Our report demonstrates further genetic heterogeneity of HD, because the CAG/CTG repeat expansion at the HDL2 locus is responsible for only 2% of our series of unexplained typical HD cases and 0.2% of all the HD families tested. Therefore, one or more genes must account for the other cases. Some of them might result from the recently identified mutation in the gene encoding the prion protein found in a family with HD.¹⁰ However, the phenotype of these patients was not typical of HD.

HD is also clinically heterogeneous. Age at onset and progression rate vary widely among patients, as do movement abnormalities and psychiatric involvement. The clinical and radiologic profile of patient SAL-2289–001, however, cannot be distinguished from that of patients with HD with an expansion in the IT15 gene. Our patient’s phenotype also is similar to other HDL-2 patients reported by Margolis et al.,⁴ who all show atrophy of the cerebral cortex that is particularly prominent on MRI scans of our patient.

Interestingly, all HDL2 patients described so far have been of African or African American descent.⁵ This could be because of a founder effect or because of recurrent mutations on a predisposing haplotype in this population. However, the parents of our North African patient were not black.
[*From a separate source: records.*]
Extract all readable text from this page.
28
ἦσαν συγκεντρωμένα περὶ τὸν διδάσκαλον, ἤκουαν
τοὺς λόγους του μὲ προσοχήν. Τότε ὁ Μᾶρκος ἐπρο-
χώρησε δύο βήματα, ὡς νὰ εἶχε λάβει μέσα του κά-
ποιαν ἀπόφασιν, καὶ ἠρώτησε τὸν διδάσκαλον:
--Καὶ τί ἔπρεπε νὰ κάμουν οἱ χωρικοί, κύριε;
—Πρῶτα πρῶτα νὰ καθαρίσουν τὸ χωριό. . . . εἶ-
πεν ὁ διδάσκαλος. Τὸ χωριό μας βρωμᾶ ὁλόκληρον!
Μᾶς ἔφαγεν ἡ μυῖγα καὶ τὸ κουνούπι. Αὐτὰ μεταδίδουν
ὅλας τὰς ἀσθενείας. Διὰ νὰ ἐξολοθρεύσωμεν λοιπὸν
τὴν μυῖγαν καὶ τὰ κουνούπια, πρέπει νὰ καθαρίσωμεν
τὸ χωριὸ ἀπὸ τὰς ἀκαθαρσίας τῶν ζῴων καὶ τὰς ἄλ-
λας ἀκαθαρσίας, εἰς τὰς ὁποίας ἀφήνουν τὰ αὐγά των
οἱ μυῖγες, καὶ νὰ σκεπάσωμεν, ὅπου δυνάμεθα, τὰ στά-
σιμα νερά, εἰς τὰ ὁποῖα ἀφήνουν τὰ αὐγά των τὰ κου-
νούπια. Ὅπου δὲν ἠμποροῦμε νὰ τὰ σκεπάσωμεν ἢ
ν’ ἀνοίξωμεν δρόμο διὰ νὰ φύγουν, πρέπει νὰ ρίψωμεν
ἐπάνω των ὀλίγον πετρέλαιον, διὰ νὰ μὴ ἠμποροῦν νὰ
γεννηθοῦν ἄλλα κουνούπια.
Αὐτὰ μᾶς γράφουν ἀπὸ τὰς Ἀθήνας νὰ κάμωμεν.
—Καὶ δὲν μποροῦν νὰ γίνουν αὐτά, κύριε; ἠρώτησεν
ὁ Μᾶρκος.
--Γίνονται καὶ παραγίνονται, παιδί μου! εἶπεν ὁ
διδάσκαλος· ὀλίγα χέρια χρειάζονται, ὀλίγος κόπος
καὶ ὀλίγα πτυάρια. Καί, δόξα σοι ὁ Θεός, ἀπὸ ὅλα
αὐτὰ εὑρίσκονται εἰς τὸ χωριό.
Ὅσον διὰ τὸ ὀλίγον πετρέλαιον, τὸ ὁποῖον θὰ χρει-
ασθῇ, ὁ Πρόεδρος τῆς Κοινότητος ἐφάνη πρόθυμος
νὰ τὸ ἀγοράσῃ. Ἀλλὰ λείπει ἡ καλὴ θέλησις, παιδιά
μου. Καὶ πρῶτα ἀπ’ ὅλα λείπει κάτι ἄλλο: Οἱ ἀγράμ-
The size distribution of normal alleles in the French and North African controls was similar to that of white and African Americal controls,⁵ except that the upper range extended up to 28 repeats in the North African group. We did not find large alleles (30–40 repeats) as in the study of Holmes et al.⁵

The finding of several HD-like patients with CAG/CTG expansion in the junctophilin-3 gene demonstrates that HD is genetically heterogeneous. However, greater heterogeneity is suspected because HDL2 accounts only for approximately 2% of clinically typical HD cases without expansions in the IT15 gene. The existence of genetic heterogeneity in HD has major implications for presymptomatic testing of families in which HD has been diagnosed on clinical grounds. Exclusion of repeats in the IT15 and junctophilin-3 genes in these families does not exclude the presence of another mutation in them.